Hubbert first predicted we’d reach peak oil in 1975, and were facing global depletion by 2000. How does it feel knowing we’re about to freeze or swelter to death any day now?

After all, he had impeccable credentials, so we could trust him, right? Sound familiar?

MarkW
Reply to  Harry Durham
February 21, 2026 4:44 pm

We have a troll around here who has been claiming that peak oil is just around the corner for over a decade.

February 21, 2026 9:32 am

EV’s are bad in every aspect

electric-car-net-bad
February 21, 2026 9:43 am

It’s not just electric cars.
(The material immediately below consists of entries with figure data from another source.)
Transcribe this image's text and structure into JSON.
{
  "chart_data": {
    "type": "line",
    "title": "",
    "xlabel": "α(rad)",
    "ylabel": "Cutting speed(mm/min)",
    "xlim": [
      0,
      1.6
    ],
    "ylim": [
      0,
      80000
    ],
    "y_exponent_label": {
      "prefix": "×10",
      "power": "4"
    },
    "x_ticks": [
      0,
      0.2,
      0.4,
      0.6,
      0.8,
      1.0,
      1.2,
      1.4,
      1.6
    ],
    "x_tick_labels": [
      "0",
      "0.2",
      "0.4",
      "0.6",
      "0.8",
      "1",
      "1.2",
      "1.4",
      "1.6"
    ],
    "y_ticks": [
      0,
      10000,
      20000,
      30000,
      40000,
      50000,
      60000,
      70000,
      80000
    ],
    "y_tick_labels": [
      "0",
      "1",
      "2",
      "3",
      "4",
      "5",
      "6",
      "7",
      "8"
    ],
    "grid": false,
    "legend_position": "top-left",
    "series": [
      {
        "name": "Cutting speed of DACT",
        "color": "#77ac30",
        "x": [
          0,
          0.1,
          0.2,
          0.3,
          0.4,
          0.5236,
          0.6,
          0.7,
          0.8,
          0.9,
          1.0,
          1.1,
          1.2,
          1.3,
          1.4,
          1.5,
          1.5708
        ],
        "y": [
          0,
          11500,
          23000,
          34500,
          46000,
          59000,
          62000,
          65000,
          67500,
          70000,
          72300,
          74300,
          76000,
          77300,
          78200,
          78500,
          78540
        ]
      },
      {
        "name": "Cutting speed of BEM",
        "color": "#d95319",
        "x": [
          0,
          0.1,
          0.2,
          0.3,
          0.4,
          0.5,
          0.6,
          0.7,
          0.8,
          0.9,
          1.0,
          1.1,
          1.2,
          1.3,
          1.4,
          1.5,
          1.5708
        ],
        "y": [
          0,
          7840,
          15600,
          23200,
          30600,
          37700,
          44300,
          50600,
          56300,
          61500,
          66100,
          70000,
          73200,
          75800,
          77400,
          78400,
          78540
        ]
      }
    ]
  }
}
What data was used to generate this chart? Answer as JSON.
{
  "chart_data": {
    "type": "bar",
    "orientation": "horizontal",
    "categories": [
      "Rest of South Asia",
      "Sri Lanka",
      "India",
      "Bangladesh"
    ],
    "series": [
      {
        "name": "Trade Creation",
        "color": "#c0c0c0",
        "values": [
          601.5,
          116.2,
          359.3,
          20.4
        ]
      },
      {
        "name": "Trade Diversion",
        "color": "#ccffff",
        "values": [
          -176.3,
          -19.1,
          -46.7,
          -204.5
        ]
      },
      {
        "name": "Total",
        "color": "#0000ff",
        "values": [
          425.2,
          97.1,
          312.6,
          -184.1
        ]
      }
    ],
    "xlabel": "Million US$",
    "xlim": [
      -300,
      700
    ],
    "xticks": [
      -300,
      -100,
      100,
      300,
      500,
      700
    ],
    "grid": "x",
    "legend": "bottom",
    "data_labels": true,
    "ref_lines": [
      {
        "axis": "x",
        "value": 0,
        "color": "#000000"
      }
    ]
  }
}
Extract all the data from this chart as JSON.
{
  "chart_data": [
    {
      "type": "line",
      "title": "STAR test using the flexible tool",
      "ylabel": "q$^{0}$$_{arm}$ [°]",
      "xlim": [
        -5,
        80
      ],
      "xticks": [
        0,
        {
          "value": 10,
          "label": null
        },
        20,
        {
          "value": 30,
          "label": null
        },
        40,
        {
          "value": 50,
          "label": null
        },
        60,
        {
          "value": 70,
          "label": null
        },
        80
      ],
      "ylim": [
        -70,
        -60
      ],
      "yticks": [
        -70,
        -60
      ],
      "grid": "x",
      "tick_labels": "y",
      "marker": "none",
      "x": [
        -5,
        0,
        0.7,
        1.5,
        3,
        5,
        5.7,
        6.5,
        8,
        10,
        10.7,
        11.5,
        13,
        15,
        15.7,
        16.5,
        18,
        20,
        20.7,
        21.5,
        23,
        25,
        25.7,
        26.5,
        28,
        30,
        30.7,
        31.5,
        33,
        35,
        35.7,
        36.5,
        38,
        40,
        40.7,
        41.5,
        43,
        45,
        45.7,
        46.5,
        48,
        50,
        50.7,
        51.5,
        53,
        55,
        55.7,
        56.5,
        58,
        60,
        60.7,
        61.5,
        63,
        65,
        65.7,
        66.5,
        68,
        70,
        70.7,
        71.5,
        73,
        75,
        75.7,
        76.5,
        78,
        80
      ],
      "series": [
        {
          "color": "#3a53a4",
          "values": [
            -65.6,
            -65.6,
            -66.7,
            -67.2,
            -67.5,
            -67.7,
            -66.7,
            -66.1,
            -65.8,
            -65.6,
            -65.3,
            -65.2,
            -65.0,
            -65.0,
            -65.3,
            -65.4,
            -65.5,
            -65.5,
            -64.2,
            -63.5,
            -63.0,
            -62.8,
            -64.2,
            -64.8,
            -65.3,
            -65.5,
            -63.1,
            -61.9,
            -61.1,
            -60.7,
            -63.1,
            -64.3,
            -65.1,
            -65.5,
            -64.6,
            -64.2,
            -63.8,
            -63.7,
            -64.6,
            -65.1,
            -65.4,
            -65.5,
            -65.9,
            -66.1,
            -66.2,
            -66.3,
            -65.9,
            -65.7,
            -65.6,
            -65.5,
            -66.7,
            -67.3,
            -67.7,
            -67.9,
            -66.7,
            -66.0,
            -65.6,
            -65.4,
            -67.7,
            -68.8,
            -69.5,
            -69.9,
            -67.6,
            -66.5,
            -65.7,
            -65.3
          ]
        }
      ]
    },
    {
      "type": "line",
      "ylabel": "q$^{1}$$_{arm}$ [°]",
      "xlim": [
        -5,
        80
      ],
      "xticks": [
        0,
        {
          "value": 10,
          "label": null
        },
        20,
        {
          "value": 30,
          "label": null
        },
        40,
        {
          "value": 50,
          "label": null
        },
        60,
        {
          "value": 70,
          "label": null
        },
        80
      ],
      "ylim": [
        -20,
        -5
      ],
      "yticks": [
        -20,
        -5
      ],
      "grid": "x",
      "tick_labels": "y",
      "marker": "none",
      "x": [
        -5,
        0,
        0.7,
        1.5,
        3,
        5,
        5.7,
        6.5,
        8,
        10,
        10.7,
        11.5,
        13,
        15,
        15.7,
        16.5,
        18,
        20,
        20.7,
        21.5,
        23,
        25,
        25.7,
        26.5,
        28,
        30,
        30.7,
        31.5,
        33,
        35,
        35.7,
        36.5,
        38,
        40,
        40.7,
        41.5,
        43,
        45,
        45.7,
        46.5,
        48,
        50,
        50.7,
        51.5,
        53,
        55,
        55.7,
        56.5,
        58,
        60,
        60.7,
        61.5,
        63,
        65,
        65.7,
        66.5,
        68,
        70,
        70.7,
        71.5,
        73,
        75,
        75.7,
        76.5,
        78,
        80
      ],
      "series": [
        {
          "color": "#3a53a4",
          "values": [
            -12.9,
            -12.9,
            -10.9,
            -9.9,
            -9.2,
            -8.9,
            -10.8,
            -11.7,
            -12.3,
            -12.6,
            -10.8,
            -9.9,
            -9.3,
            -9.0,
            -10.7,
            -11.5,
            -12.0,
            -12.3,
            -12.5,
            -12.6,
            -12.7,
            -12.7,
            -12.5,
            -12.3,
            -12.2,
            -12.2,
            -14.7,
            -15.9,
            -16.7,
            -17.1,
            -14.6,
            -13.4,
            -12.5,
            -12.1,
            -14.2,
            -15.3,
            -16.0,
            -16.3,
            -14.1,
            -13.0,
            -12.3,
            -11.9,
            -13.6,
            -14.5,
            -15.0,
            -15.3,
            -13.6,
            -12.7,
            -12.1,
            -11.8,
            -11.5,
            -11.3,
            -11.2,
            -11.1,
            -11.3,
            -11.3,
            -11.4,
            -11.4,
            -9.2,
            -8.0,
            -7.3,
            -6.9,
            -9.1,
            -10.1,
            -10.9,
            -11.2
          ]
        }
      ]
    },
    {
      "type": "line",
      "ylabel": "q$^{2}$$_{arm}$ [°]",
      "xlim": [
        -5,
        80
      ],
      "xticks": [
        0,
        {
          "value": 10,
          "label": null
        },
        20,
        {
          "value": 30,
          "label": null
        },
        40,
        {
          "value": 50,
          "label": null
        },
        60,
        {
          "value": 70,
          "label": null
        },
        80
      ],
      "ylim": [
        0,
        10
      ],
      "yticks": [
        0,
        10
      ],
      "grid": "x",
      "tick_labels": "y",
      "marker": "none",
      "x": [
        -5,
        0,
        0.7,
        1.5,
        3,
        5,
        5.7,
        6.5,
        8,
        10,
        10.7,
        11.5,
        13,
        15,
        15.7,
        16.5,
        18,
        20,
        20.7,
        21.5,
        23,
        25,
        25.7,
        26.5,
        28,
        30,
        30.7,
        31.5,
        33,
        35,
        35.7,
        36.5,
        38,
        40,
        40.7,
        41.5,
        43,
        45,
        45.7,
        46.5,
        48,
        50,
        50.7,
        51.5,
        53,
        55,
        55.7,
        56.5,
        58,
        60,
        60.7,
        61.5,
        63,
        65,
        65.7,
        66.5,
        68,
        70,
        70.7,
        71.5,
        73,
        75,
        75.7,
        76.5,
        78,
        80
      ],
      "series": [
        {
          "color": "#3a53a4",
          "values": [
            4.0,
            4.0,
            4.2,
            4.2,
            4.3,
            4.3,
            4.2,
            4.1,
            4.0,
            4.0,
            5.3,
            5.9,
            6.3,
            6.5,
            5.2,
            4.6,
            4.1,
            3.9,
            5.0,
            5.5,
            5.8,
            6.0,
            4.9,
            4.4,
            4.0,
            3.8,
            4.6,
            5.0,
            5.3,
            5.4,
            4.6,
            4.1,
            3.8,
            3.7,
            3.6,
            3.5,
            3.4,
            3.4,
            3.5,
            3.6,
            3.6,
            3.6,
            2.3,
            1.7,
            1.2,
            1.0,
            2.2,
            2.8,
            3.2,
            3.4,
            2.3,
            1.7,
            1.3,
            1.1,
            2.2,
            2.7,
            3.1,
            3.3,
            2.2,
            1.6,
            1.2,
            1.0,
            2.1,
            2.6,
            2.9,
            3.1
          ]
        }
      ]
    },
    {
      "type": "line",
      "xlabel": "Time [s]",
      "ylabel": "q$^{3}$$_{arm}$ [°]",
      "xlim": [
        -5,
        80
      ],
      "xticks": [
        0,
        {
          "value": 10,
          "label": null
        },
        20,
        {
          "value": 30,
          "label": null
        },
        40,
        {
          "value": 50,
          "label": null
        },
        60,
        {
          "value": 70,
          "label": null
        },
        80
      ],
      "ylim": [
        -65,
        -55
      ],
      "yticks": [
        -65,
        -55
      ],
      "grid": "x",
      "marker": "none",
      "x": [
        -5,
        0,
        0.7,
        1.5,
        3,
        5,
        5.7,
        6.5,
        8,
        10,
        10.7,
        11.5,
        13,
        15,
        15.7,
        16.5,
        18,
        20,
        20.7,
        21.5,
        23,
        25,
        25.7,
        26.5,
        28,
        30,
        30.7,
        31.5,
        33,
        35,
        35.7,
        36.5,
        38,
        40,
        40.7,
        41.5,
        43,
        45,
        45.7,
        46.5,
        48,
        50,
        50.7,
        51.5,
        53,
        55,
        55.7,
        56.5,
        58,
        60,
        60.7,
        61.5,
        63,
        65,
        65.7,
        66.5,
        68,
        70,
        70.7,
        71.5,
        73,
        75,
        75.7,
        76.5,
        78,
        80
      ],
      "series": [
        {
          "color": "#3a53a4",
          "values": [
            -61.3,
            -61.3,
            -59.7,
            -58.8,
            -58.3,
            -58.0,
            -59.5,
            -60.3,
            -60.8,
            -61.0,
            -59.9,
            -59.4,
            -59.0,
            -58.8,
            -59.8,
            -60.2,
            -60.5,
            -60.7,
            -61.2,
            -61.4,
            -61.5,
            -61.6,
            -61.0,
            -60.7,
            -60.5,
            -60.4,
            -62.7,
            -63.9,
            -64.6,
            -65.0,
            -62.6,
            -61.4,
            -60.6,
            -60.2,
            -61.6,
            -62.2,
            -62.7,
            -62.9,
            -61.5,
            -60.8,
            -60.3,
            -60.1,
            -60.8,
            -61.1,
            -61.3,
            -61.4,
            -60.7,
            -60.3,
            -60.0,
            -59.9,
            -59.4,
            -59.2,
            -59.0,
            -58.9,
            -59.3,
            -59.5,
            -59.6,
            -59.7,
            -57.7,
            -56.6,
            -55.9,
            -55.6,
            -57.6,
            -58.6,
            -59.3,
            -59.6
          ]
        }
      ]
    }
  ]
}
I would ;love to buy a new truck; even at the exorbitant prices they now command. But the fact that they come with all the crap digital stuff, nagware, internet connections, kill switches, unavailable V8s in gasoline and DEF required diesels, etc. Forget it. I have an old Chevy custom 10 that I am going to restore (for less than half the price of a new truck). Maybe even drop an LS drivetrain in it.

Reply to  Fraizer
February 21, 2026 1:30 pm

I have an older-model Chevy pickup I’m planning on keeping for another 20 years. I’m starting to collect spare parts. It is a 1992 model so does not have all the computer stuff of modern vehicles. That makes it a lot easier to repair.

Tim F
February 21, 2026 9:43 am

The only major car manufacturer that got it right was Toyota. Management there did the research and did a very minor investment in EVs and instead stuck with ICE and hybrids. Their ICE and hybrids are flying off of the lots.